Difficulty-wise, The Potter & The Mould is a fairly straightforward game with a few puzzles scattered along the way, but little that should stop people in their tracks for any length of time. There’s only one bit I had trouble with - a fight with a shape-shifting imp - that took a while to get past due to the random nature of the imp’s attacks. Just as you can change a part of your body into different weapons during the fight, so can the imp (or its whole body actually), thus getting the better of it is often a case of bashing in one command after another and hoping something works. On the plus side, the imp’s attacks seem to cause me precious little damage so the fight itself wasn’t life-threatening, just a lengthy one to get past.
My main criticism of the game, aside from the weakness of the superhero and -villain characters, was that for the most part, Handmade never really gets to perform much in the way of superhero actions. His one power isn’t up to much and most of the time he seems to make his way through the game doing little more than the average guy in the street could do. Even when fighting a couple of supervillains attacking a mall, he defeats them by more mundane means and seldom has to use his powers. For that matter, use of the items you can mould you hand into is sometimes buggy. During the fight with the supervillains at the mall, I was given the option of moulding my hand into a number of weapons, a bat and a whip being two of them, yet trying to hit my enemies with these items never got me anywhere.

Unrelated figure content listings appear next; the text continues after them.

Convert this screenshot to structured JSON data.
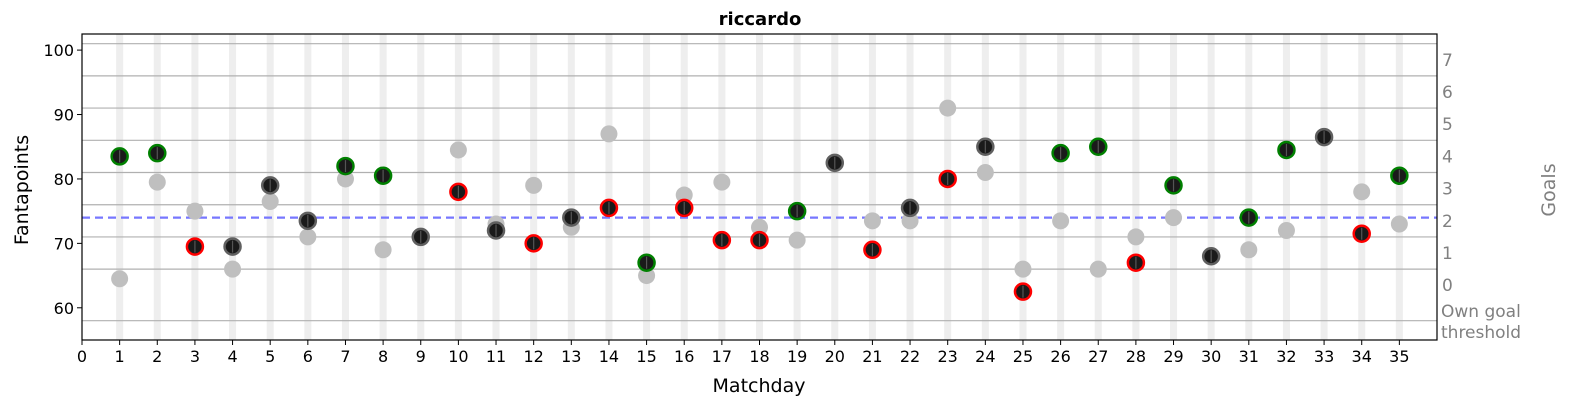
{
  "chart_data": {
    "type": "scatter",
    "title": "riccardo",
    "xlabel": "Matchday",
    "ylabel": "Fantapoints",
    "y2label": "Goals",
    "xlim": [
      0,
      36
    ],
    "ylim": [
      55,
      102.5
    ],
    "xticks": [
      0,
      1,
      2,
      3,
      4,
      5,
      6,
      7,
      8,
      9,
      10,
      11,
      12,
      13,
      14,
      15,
      16,
      17,
      18,
      19,
      20,
      21,
      22,
      23,
      24,
      25,
      26,
      27,
      28,
      29,
      30,
      31,
      32,
      33,
      34,
      35
    ],
    "yticks": [
      60,
      70,
      80,
      90,
      100
    ],
    "goal_thresholds": [
      66,
      71,
      76,
      81,
      86,
      91,
      96,
      101
    ],
    "own_goal_threshold": 58,
    "own_goal_label": "Own goal threshold",
    "goal_tick_labels": [
      "0",
      "1",
      "2",
      "3",
      "4",
      "5",
      "6",
      "7"
    ],
    "average_line": 74,
    "matchdays": [
      1,
      2,
      3,
      4,
      5,
      6,
      7,
      8,
      9,
      10,
      11,
      12,
      13,
      14,
      15,
      16,
      17,
      18,
      19,
      20,
      21,
      22,
      23,
      24,
      25,
      26,
      27,
      28,
      29,
      30,
      31,
      32,
      33,
      34,
      35
    ],
    "points": [
      83.5,
      84,
      69.5,
      69.5,
      79,
      73.5,
      82,
      80.5,
      71,
      78,
      72,
      70,
      74,
      75.5,
      67,
      75.5,
      70.5,
      70.5,
      75,
      82.5,
      69,
      75.5,
      80,
      85,
      62.5,
      84,
      85,
      67,
      79,
      68,
      74,
      84.5,
      86.5,
      71.5,
      80.5
    ],
    "opponent_points": [
      64.5,
      79.5,
      75,
      66,
      76.5,
      71,
      80,
      69,
      71,
      84.5,
      73,
      79,
      72.5,
      87,
      65,
      77.5,
      79.5,
      72.5,
      70.5,
      82.5,
      73.5,
      73.5,
      91,
      81,
      66,
      73.5,
      66,
      71,
      74,
      68,
      69,
      72,
      86.5,
      78,
      73
    ],
    "edge_colors": [
      "#008000",
      "#008000",
      "#ff0000",
      "#606060",
      "#606060",
      "#606060",
      "#008000",
      "#008000",
      "#606060",
      "#ff0000",
      "#606060",
      "#ff0000",
      "#606060",
      "#ff0000",
      "#008000",
      "#ff0000",
      "#ff0000",
      "#ff0000",
      "#008000",
      "#606060",
      "#ff0000",
      "#606060",
      "#ff0000",
      "#606060",
      "#ff0000",
      "#008000",
      "#008000",
      "#ff0000",
      "#008000",
      "#606060",
      "#008000",
      "#008000",
      "#606060",
      "#ff0000",
      "#008000"
    ],
    "colors": {
      "marker_fill": "#1a1a1a",
      "opponent": "#bfbfbf",
      "average_line": "#7777ff",
      "band": "#eeeeee",
      "grid": "#b0b0b0",
      "secondary_axis_text": "#808080"
    },
    "grid": true
  }
}
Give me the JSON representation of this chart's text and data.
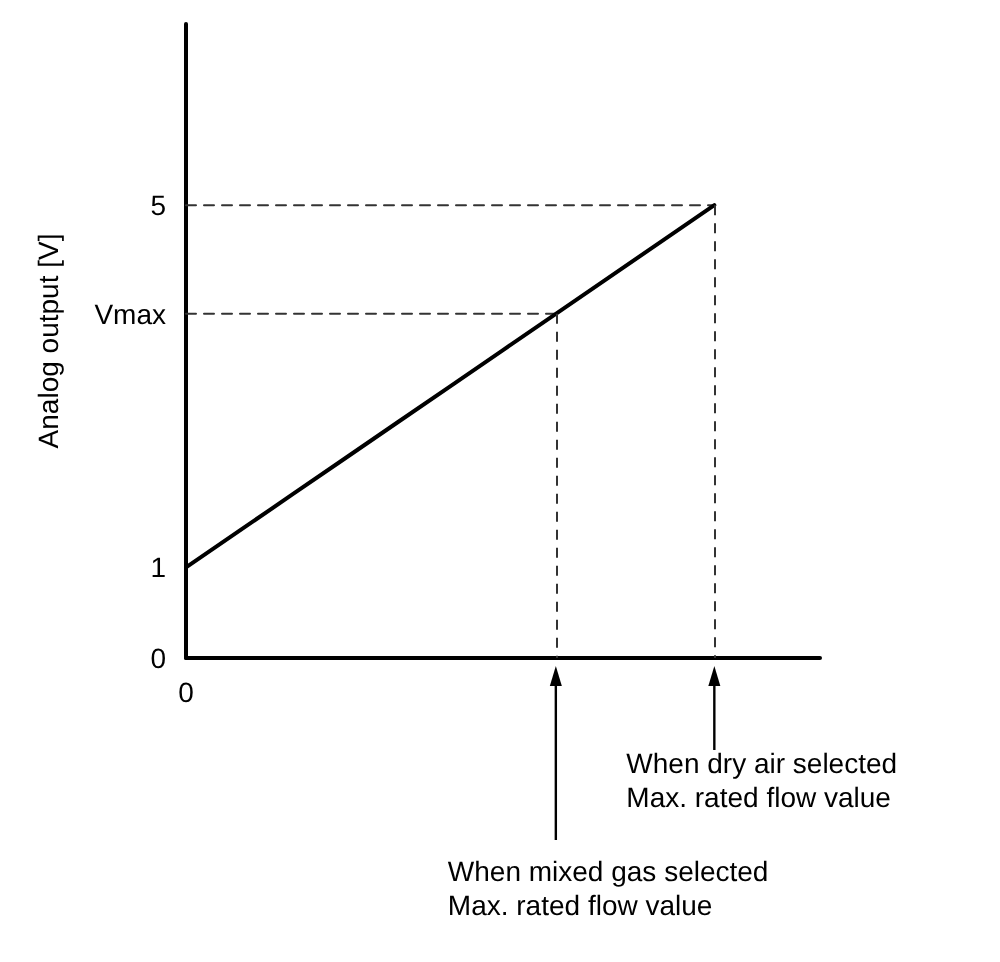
{
  "chart_data": {
    "type": "line",
    "ylabel": "Analog output [V]",
    "categories": [
      "0",
      null,
      null,
      null,
      null,
      null,
      null,
      null,
      null,
      null,
      null,
      null,
      null
    ],
    "ylim": [
      0,
      7
    ],
    "yticks": [
      {
        "value": 0,
        "label": "0"
      },
      {
        "value": 1,
        "label": "1"
      },
      {
        "value": 3.8,
        "label": "Vmax"
      },
      {
        "value": 5,
        "label": "5"
      }
    ],
    "marker": "none",
    "series": [
      {
        "color": "#000000",
        "values": [
          1,
          1.4,
          1.8,
          2.2,
          2.6,
          3,
          3.4,
          3.8,
          4.2,
          4.6,
          5,
          null,
          null
        ],
        "line_style": "solid"
      },
      {
        "color": "#333333",
        "values": [
          5,
          5,
          5,
          5,
          5,
          5,
          5,
          5,
          5,
          5,
          5,
          null,
          null
        ],
        "line_style": "dashed"
      },
      {
        "color": "#333333",
        "values": [
          3.8,
          3.8,
          3.8,
          3.8,
          3.8,
          3.8,
          3.8,
          3.8,
          null,
          null,
          null,
          null,
          null
        ],
        "line_style": "dashed"
      }
    ],
    "annotations": [
      "When dry air selected\nMax. rated flow value",
      "When mixed gas selected\nMax. rated flow value"
    ]
  }
}
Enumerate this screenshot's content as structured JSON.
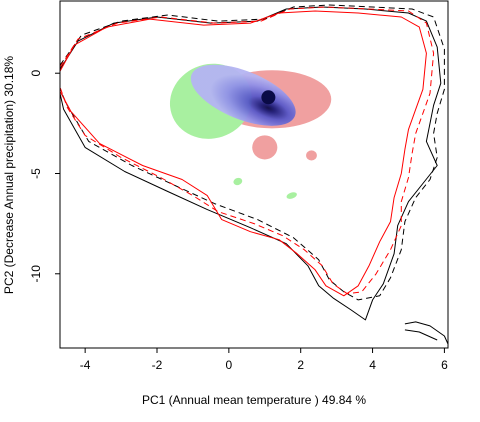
{
  "chart_data": {
    "type": "heatmap",
    "title": "",
    "xlabel": "PC1 (Annual mean temperature ) 49.84 %",
    "ylabel": "PC2 (Decrease Annual precipitation) 30.18%",
    "xlim": [
      -4.7,
      6.1
    ],
    "ylim": [
      -13.7,
      3.6
    ],
    "x_ticks": [
      -4,
      -2,
      0,
      2,
      4,
      6
    ],
    "y_ticks": [
      0,
      -5,
      -10
    ],
    "x_tick_labels": [
      "-4",
      "-2",
      "0",
      "2",
      "4",
      "6"
    ],
    "y_tick_labels": [
      "0",
      "-5",
      "-10"
    ],
    "grid": false,
    "legend": "none",
    "colors": {
      "red_density": "#f0a0a0",
      "green_density": "#a8f0a0",
      "blue_density_light": "#a8a8f0",
      "blue_density_core": "#0a0a46",
      "outline_red": "#ff0000",
      "outline_black": "#000000"
    },
    "density_patches": [
      {
        "color": "red",
        "center": [
          1.2,
          -1.3
        ],
        "size": [
          3.3,
          2.9
        ]
      },
      {
        "color": "red",
        "center": [
          1.0,
          -3.7
        ],
        "size": [
          0.7,
          1.2
        ]
      },
      {
        "color": "red",
        "center": [
          2.3,
          -4.1
        ],
        "size": [
          0.3,
          0.5
        ]
      },
      {
        "color": "green",
        "center": [
          -0.5,
          -1.4
        ],
        "size": [
          2.3,
          3.7
        ]
      },
      {
        "color": "green",
        "center": [
          0.25,
          -5.4
        ],
        "size": [
          0.25,
          0.35
        ]
      },
      {
        "color": "green",
        "center": [
          1.75,
          -6.1
        ],
        "size": [
          0.3,
          0.3
        ]
      },
      {
        "color": "blue",
        "center": [
          0.4,
          -1.1
        ],
        "size": [
          3.1,
          2.4
        ]
      }
    ],
    "density_peak": [
      1.1,
      -1.2
    ],
    "contour_lines": [
      {
        "color": "black",
        "style": "solid",
        "points": [
          [
            -4.7,
            0.2
          ],
          [
            -4.2,
            1.6
          ],
          [
            -3.2,
            2.5
          ],
          [
            -2.0,
            2.8
          ],
          [
            -0.5,
            2.5
          ],
          [
            0.8,
            2.6
          ],
          [
            1.6,
            3.2
          ],
          [
            2.6,
            3.3
          ],
          [
            3.8,
            3.2
          ],
          [
            5.0,
            3.0
          ],
          [
            5.5,
            2.6
          ],
          [
            5.8,
            1.3
          ],
          [
            5.9,
            -0.5
          ],
          [
            5.7,
            -1.6
          ],
          [
            5.6,
            -2.5
          ],
          [
            5.5,
            -3.4
          ],
          [
            5.8,
            -4.6
          ],
          [
            5.4,
            -5.5
          ],
          [
            5.0,
            -6.4
          ],
          [
            4.7,
            -7.6
          ],
          [
            4.6,
            -9.0
          ],
          [
            4.3,
            -10.5
          ],
          [
            4.0,
            -11.3
          ],
          [
            3.8,
            -12.3
          ],
          [
            3.4,
            -11.8
          ],
          [
            2.9,
            -11.2
          ],
          [
            2.5,
            -10.6
          ],
          [
            2.2,
            -9.6
          ],
          [
            1.6,
            -8.5
          ],
          [
            0.6,
            -7.7
          ],
          [
            -0.6,
            -6.8
          ],
          [
            -1.7,
            -5.9
          ],
          [
            -2.9,
            -4.9
          ],
          [
            -4.0,
            -3.7
          ],
          [
            -4.6,
            -1.8
          ],
          [
            -4.7,
            -1.0
          ]
        ]
      },
      {
        "color": "black",
        "style": "dashed",
        "points": [
          [
            -4.7,
            0.4
          ],
          [
            -4.1,
            1.9
          ],
          [
            -3.0,
            2.6
          ],
          [
            -1.7,
            2.9
          ],
          [
            -0.3,
            2.6
          ],
          [
            1.0,
            2.7
          ],
          [
            1.8,
            3.3
          ],
          [
            2.8,
            3.4
          ],
          [
            4.0,
            3.3
          ],
          [
            5.1,
            3.2
          ],
          [
            5.7,
            2.8
          ],
          [
            6.0,
            1.2
          ],
          [
            6.0,
            -0.8
          ],
          [
            5.8,
            -2.0
          ],
          [
            5.7,
            -3.0
          ],
          [
            5.8,
            -4.2
          ],
          [
            5.6,
            -5.3
          ],
          [
            5.2,
            -6.2
          ],
          [
            4.9,
            -7.4
          ],
          [
            4.8,
            -8.8
          ],
          [
            4.5,
            -10.2
          ],
          [
            4.2,
            -11.1
          ],
          [
            3.6,
            -11.3
          ],
          [
            3.2,
            -10.9
          ],
          [
            2.8,
            -10.3
          ],
          [
            2.5,
            -9.3
          ],
          [
            1.8,
            -8.2
          ],
          [
            0.8,
            -7.3
          ],
          [
            -0.4,
            -6.5
          ],
          [
            -1.5,
            -5.6
          ],
          [
            -2.7,
            -4.6
          ],
          [
            -3.9,
            -3.4
          ],
          [
            -4.5,
            -1.6
          ],
          [
            -4.7,
            -0.8
          ]
        ]
      },
      {
        "color": "red",
        "style": "solid",
        "points": [
          [
            -4.7,
            0.1
          ],
          [
            -4.3,
            1.4
          ],
          [
            -3.4,
            2.3
          ],
          [
            -2.2,
            2.7
          ],
          [
            -0.7,
            2.4
          ],
          [
            0.6,
            2.5
          ],
          [
            1.4,
            3.0
          ],
          [
            2.4,
            3.1
          ],
          [
            3.6,
            3.0
          ],
          [
            4.8,
            2.8
          ],
          [
            5.3,
            2.3
          ],
          [
            5.5,
            1.0
          ],
          [
            5.4,
            -0.8
          ],
          [
            5.2,
            -1.8
          ],
          [
            5.0,
            -2.8
          ],
          [
            4.9,
            -3.8
          ],
          [
            4.8,
            -5.0
          ],
          [
            4.6,
            -6.2
          ],
          [
            4.5,
            -7.4
          ],
          [
            4.2,
            -8.4
          ],
          [
            3.9,
            -9.6
          ],
          [
            3.6,
            -10.6
          ],
          [
            3.2,
            -11.1
          ],
          [
            2.7,
            -10.6
          ],
          [
            2.4,
            -9.8
          ],
          [
            1.9,
            -9.0
          ],
          [
            1.4,
            -8.3
          ],
          [
            0.6,
            -7.9
          ],
          [
            -0.2,
            -7.3
          ],
          [
            -0.6,
            -6.1
          ],
          [
            -1.3,
            -5.3
          ],
          [
            -2.4,
            -4.6
          ],
          [
            -3.6,
            -3.5
          ],
          [
            -4.4,
            -1.9
          ],
          [
            -4.7,
            -0.9
          ]
        ]
      },
      {
        "color": "red",
        "style": "dashed",
        "points": [
          [
            -4.7,
            0.3
          ],
          [
            -4.2,
            1.7
          ],
          [
            -3.1,
            2.5
          ],
          [
            -1.9,
            2.8
          ],
          [
            -0.4,
            2.5
          ],
          [
            0.9,
            2.6
          ],
          [
            1.7,
            3.2
          ],
          [
            2.7,
            3.3
          ],
          [
            3.9,
            3.2
          ],
          [
            5.0,
            3.1
          ],
          [
            5.5,
            2.5
          ],
          [
            5.7,
            1.0
          ],
          [
            5.6,
            -1.0
          ],
          [
            5.4,
            -2.0
          ],
          [
            5.2,
            -3.0
          ],
          [
            5.1,
            -4.0
          ],
          [
            5.0,
            -5.2
          ],
          [
            4.8,
            -6.4
          ],
          [
            4.8,
            -7.6
          ],
          [
            4.5,
            -8.8
          ],
          [
            4.1,
            -10.0
          ],
          [
            3.7,
            -10.9
          ],
          [
            3.3,
            -11.0
          ],
          [
            2.9,
            -10.5
          ],
          [
            2.6,
            -9.6
          ],
          [
            2.1,
            -8.8
          ],
          [
            1.5,
            -8.1
          ],
          [
            0.7,
            -7.5
          ],
          [
            -0.3,
            -6.9
          ],
          [
            -1.0,
            -6.1
          ],
          [
            -1.9,
            -5.2
          ],
          [
            -3.0,
            -4.2
          ],
          [
            -4.0,
            -3.1
          ],
          [
            -4.5,
            -1.7
          ],
          [
            -4.7,
            -0.7
          ]
        ]
      },
      {
        "color": "black",
        "style": "solid",
        "points": [
          [
            4.9,
            -12.5
          ],
          [
            5.2,
            -12.4
          ],
          [
            5.6,
            -12.6
          ],
          [
            6.0,
            -13.1
          ],
          [
            6.1,
            -13.5
          ]
        ]
      },
      {
        "color": "black",
        "style": "solid",
        "points": [
          [
            4.9,
            -12.8
          ],
          [
            5.3,
            -12.9
          ],
          [
            5.8,
            -13.3
          ]
        ]
      }
    ]
  }
}
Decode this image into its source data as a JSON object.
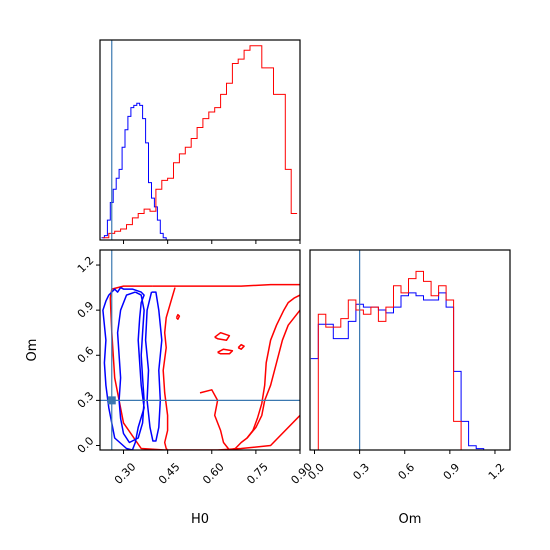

The only other negative aspect of the game was that it was a little too linear for my liking. I would have preferred to explore a bit and maybe work my way through the various aspects that make up the game. Still, there’s a fair amount of freedom in the areas you can explore so it’s hard to claim the game is too linear.
Overall I liked this game and rated it as my favourite in the Spring Thing 2006. I’d look forward to a similar one but, preferably with a superhero who is really super.